Les équipes consacreront quelques jours au téléchargement des données recueillies. Certains d’entre eux remonteront dans les airs, cette fois dans un aéronef à voilure fixe, pour poursuivre leurs relevés. Leurs observations seront bientôt intégrées dans la carte de synthèse, qui sera remise à ceux qui, comme eux, s’en serviront.
C’est une tâche colossale, mais il faut bien que quelqu’un le fasse. C’est la vigueur du territoire — ainsi que des peuples et des animaux qui y habitent — qui en dépend.
Le projet de cartographie d’Akaitcho est également financé, dans le cadre de la North American Wetlands Conservation Act, par The Pew Charitable Trusts, Ducks Unlimited, Inc., la Hewlett Foundation et Environnement Canada.

Couvrir plus de territoire du haut des airs
Dans les 20 dernières années, CIC a cartographié, grâce à des relevés par satellite, près de 162 millions d’hectares de forêt boréale pour mettre sur pied un inventaire complet des milieux humides. L’imagerie satellitaire est un outil essentiel pour cartographier un territoire aussi vaste. Le projet d’Akaitcho Néné vient enrichir encore plus la superficie de ce projet permanent. Voici comment se déroule ce projet.
Dans l’espace : Les satellites recueillent les images de vastes superficies de la Terre et nous les transmettent par ondes électromagnétiques.
Sur le terrain : CIC se sert de l’information recueillie sur le terrain, que ce soit au sol (en tenant compte du savoir traditionnel) ou dans des hélicoptères et des avions, pour assurer la fidélité de l’information, ce qui lui permet d’interpréter et de classifier les images satellites et de produire des résultats exacts.
En laboratoire : CIC traite sur ordinateur l’imagerie satellitaire pour établir une classification des milieux humides, dont on peut ensuite s’inspirer dans l’aménagement du territoire, la recherche et les analyses spatiales afin de mieux connaître les milieux humides et leur évolution.

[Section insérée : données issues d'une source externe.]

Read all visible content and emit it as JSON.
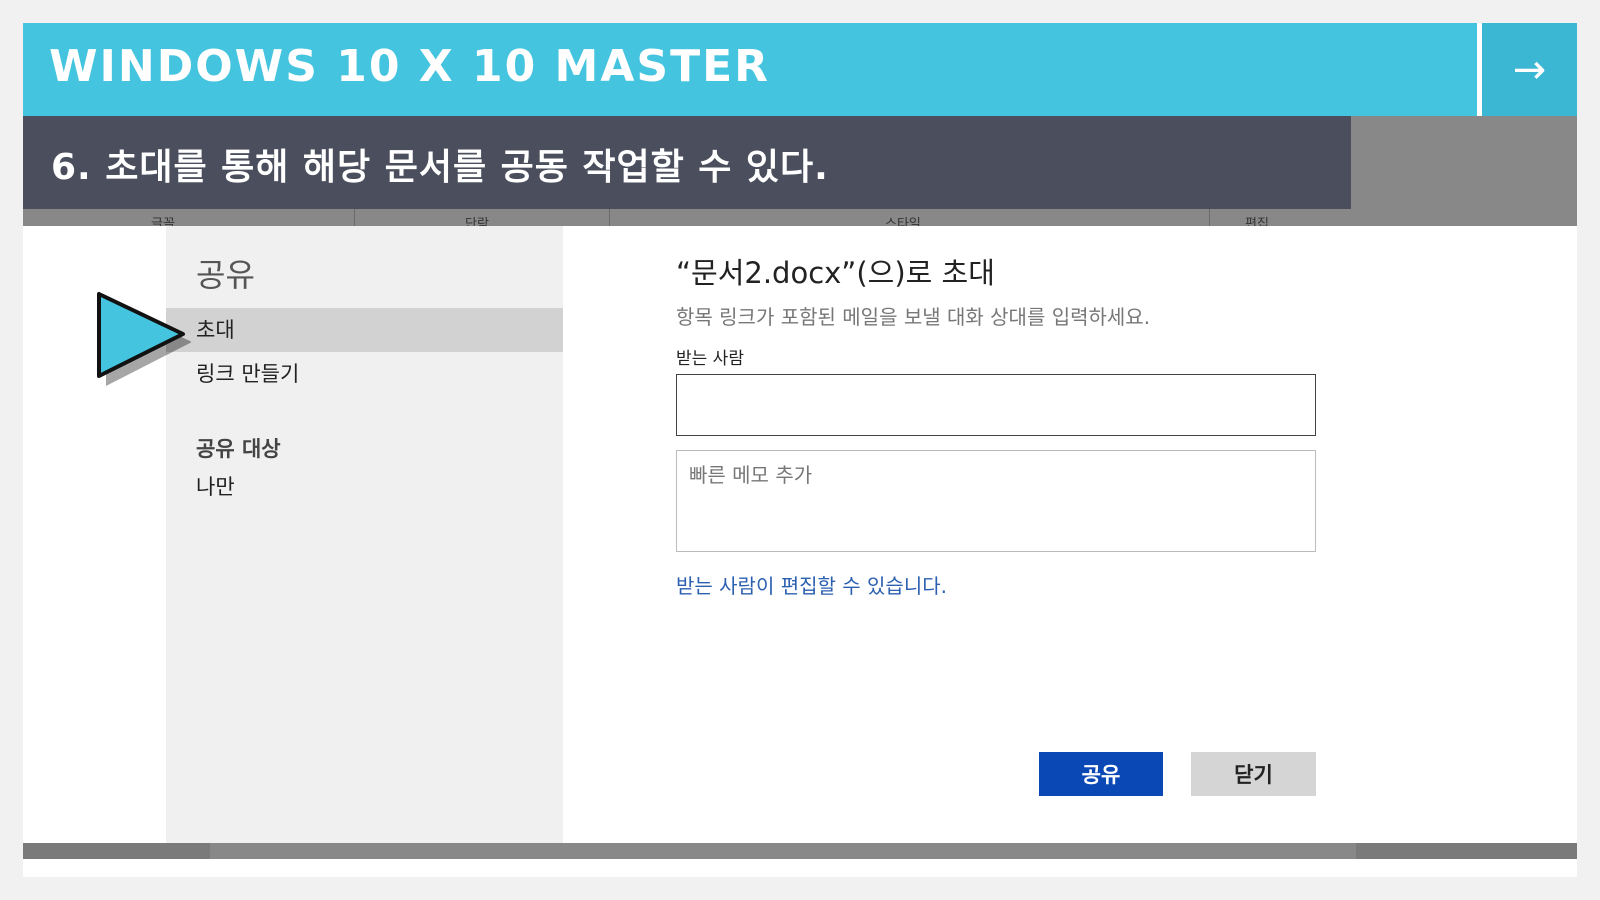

Avec des partenaires : On peut ensuite intégrer les inventaires des milieux humides avec d’autres éléments d’information, par exemple les données d’étalonnage pour les vols d’observation de la Terre de la NASA, afin de savoir dans quelle mesure les écosystèmes des milieux humides résistent au changement climatique.

Les Gardiens autochtones, régisseurs du territoire :
Les Gardiens autochtones assurent la régie du territoire. Ils parcourent ce territoire, étudient les animaux et surveillent le développement au nom de leur communauté.
Les aînés leur prodiguent les enseignements traditionnels, en leur montrant par exemple à reconnaître les plantes médicinales et à s’en servir, à récolter leurs moyens de subsistance et à constituer un patrimoine culturel.
Les Gardiens autochtones mènent une trentaine de programmes d’un océan à l’autre. En mars, le gouvernement fédéral a investi 25 millions de dollars en capitaux d’amorçage pour mettre sur pied le Réseau national des Gardiens autochtones.